A typical downstream package starts from one of these creatures instead of copying configuration by hand.

name: my_team_coder
base_config: "@kt-biome/creatures/swe"

controller:
  llm: claude-sonnet-4.6

system_prompt_file: prompts/system.md

Then add only what is specific to your package:

  • your own system prompt
  • your own plugins
  • your own custom tools
  • your own terrariums

That is the intended use of kt-biome: inherit, narrow, and compose.

Package layout

kt-biome/
  creatures/      reusable creature configs
  terrariums/     reusable terrarium configs
  prompts/        shared prompt fragments
  skills/         packaged SKILL.md bundles
  kt_biome/       Python package for plugins, tools, triggers, I/O, and libs
  kohaku.yaml     package manifest

Cross-package references use @package-name/path syntax:

base_config: "@kt-biome/creatures/swe"

Why this package matters

KohakuTerrarium is flexible enough that a new user can easily end up staring at a blank config and a lot of choices.
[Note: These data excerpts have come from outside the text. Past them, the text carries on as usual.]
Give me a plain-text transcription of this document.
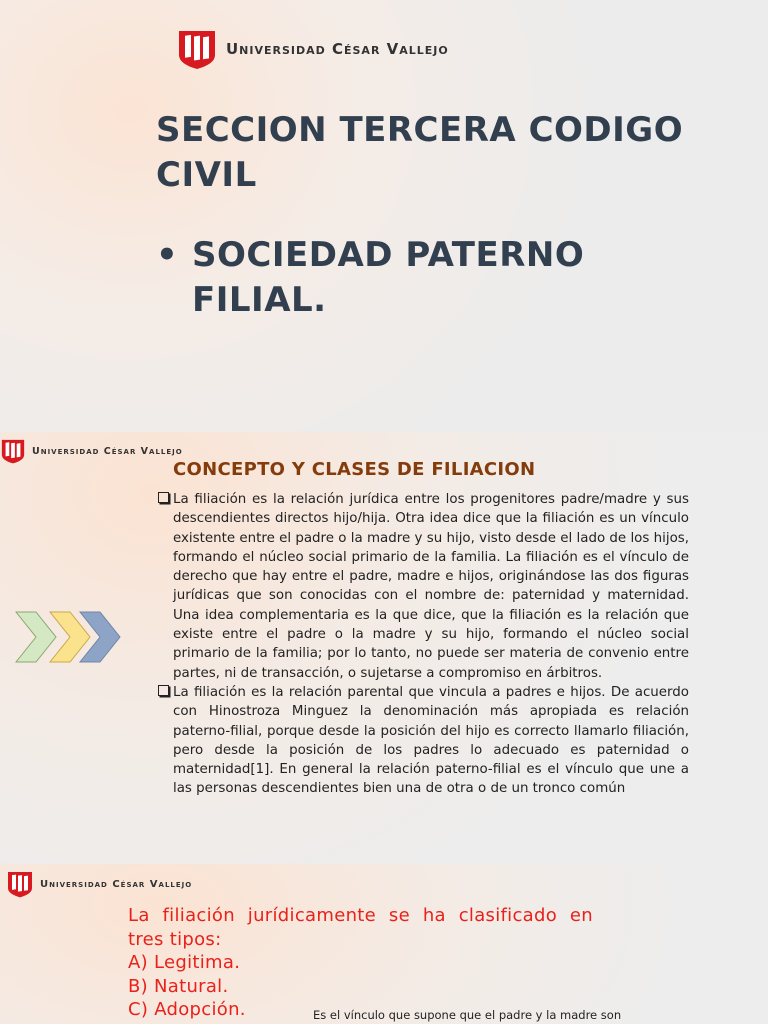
Universidad César Vallejo
SECCION TERCERA CODIGO CIVIL
• SOCIEDAD PATERNO FILIAL.
Universidad César Vallejo
CONCEPTO Y CLASES DE FILIACION
La filiación es la relación jurídica entre los progenitores padre/madre y sus descendientes directos hijo/hija. Otra idea dice que la filiación es un vínculo existente entre el padre o la madre y su hijo, visto desde el lado de los hijos, formando el núcleo social primario de la familia. La filiación es el vínculo de derecho que hay entre el padre, madre e hijos, originándose las dos figuras jurídicas que son conocidas con el nombre de: paternidad y maternidad. Una idea complementaria es la que dice, que la filiación es la relación que existe entre el padre o la madre y su hijo, formando el núcleo social primario de la familia; por lo tanto, no puede ser materia de convenio entre partes, ni de transacción, o sujetarse a compromiso en árbitros.
La filiación es la relación parental que vincula a padres e hijos. De acuerdo con Hinostroza Minguez la denominación más apropiada es relación paterno-filial, porque desde la posición del hijo es correcto llamarlo filiación, pero desde la posición de los padres lo adecuado es paternidad o maternidad[1]. En general la relación paterno-filial es el vínculo que une a las personas descendientes bien una de otra o de un tronco común
Universidad César Vallejo
La filiación jurídicamente se ha clasificado en tres tipos:
A) Legitima.
B) Natural.
C) Adopción.	Es el vínculo que supone que el padre y la madre son
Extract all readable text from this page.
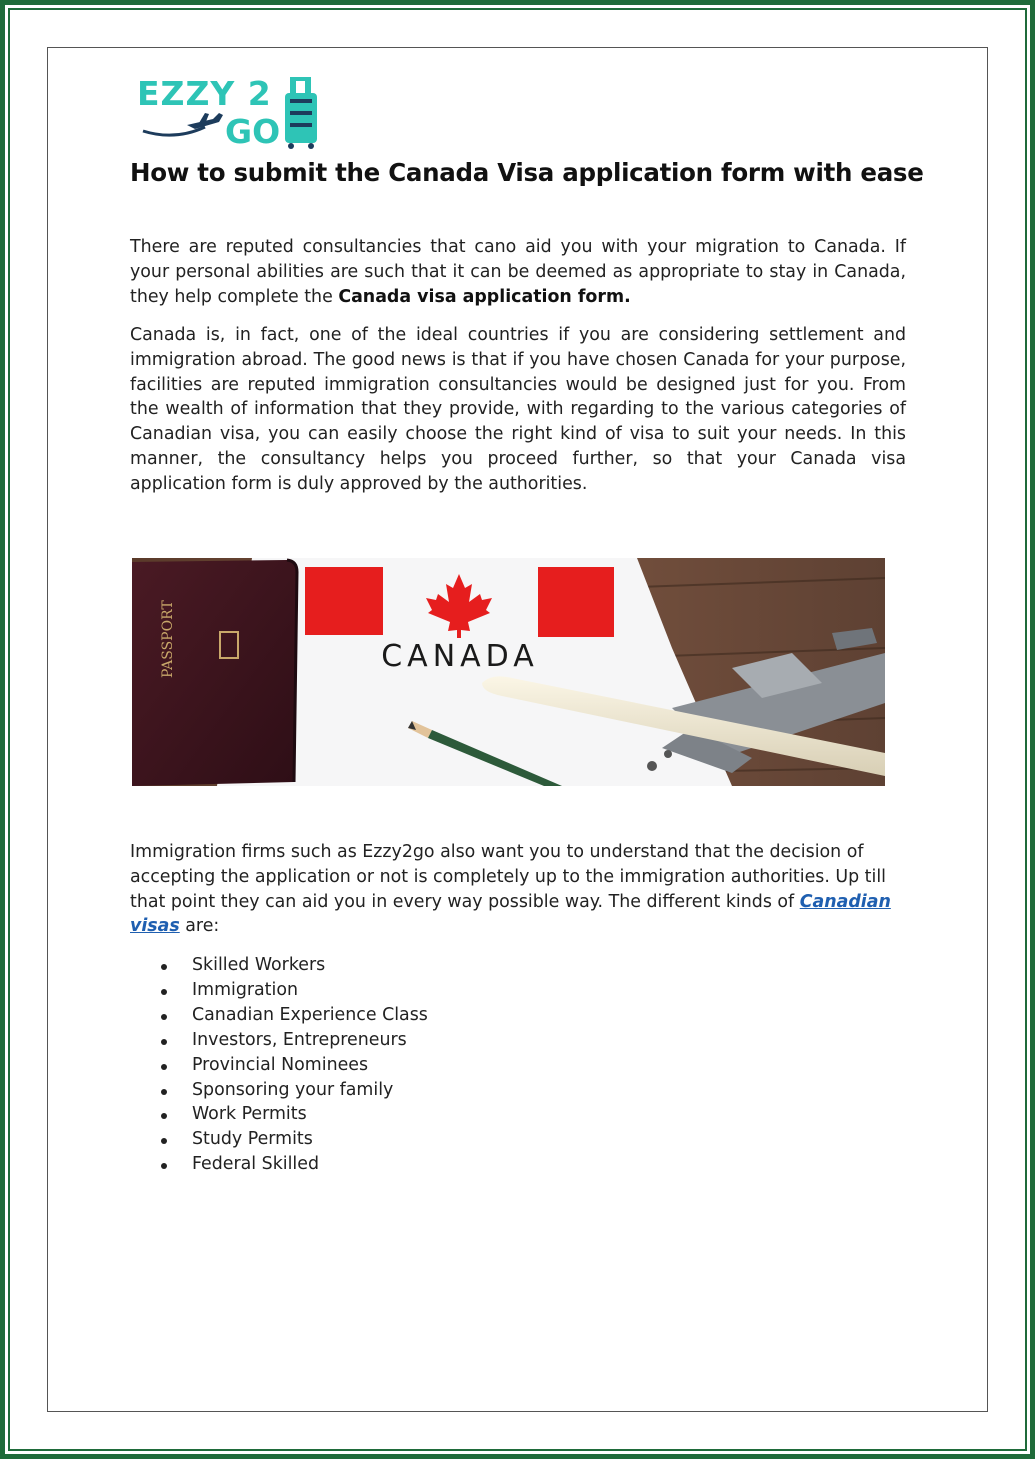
EZZY 2
GO
How to submit the Canada Visa application form with ease

There are reputed consultancies that cano aid you with your migration to Canada. If your personal abilities are such that it can be deemed as appropriate to stay in Canada, they help complete the Canada visa application form.

Canada is, in fact, one of the ideal countries if you are considering settlement and immigration abroad. The good news is that if you have chosen Canada for your purpose, facilities are reputed immigration consultancies would be designed just for you. From the wealth of information that they provide, with regarding to the various categories of Canadian visa, you can easily choose the right kind of visa to suit your needs. In this manner, the consultancy helps you proceed further, so that your Canada visa application form is duly approved by the authorities.

CANADA
PASSPORT

Immigration firms such as Ezzy2go also want you to understand that the decision of accepting the application or not is completely up to the immigration authorities. Up till that point they can aid you in every way possible way. The different kinds of Canadian visas are:

Skilled Workers
Immigration
Canadian Experience Class
Investors, Entrepreneurs
Provincial Nominees
Sponsoring your family
Work Permits
Study Permits
Federal Skilled
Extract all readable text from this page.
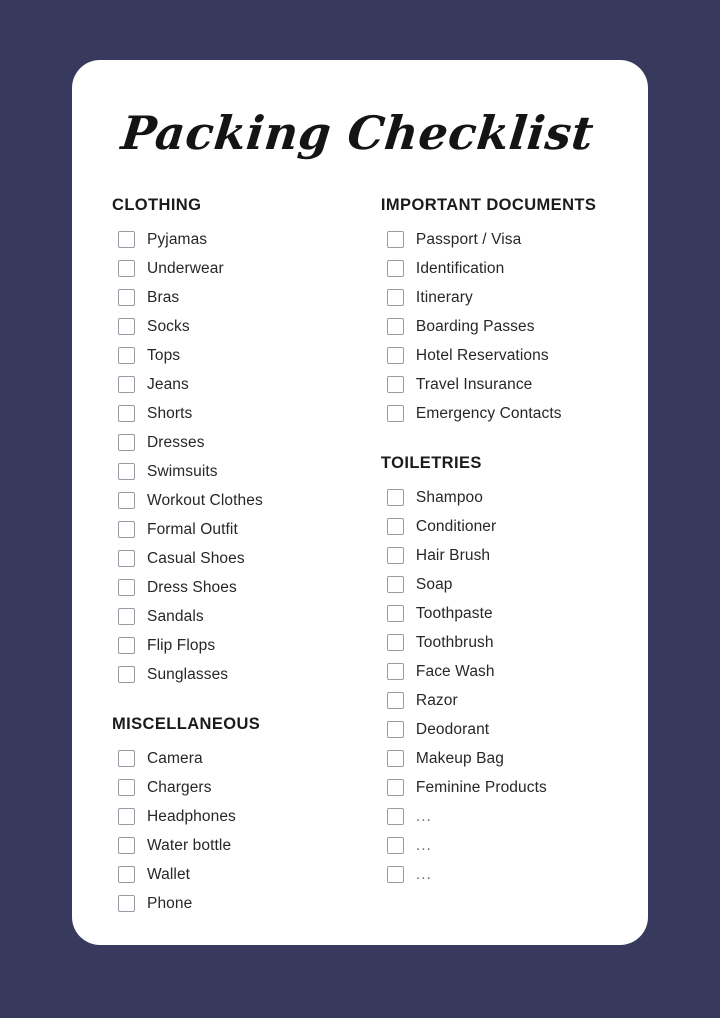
Packing Checklist
CLOTHING
Pyjamas
Underwear
Bras
Socks
Tops
Jeans
Shorts
Dresses
Swimsuits
Workout Clothes
Formal Outfit
Casual Shoes
Dress Shoes
Sandals
Flip Flops
Sunglasses
MISCELLANEOUS
Camera
Chargers
Headphones
Water bottle
Wallet
Phone
IMPORTANT DOCUMENTS
Passport / Visa
Identification
Itinerary
Boarding Passes
Hotel Reservations
Travel Insurance
Emergency Contacts
TOILETRIES
Shampoo
Conditioner
Hair Brush
Soap
Toothpaste
Toothbrush
Face Wash
Razor
Deodorant
Makeup Bag
Feminine Products
...
...
...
kt-biome solves that by answering:

  • what should a good default creature look like?
  • what should a safe coding-oriented creature include?
  • what kinds of plugins belong in a real package?
  • how should skills, prompts, terrariums, triggers, and I/O modules be organized?

That is why this package exists.

It is the official starting ecosystem, not just a bundle of examples.

See also

License

KohakuTerrarium License 1.0. See LICENSE.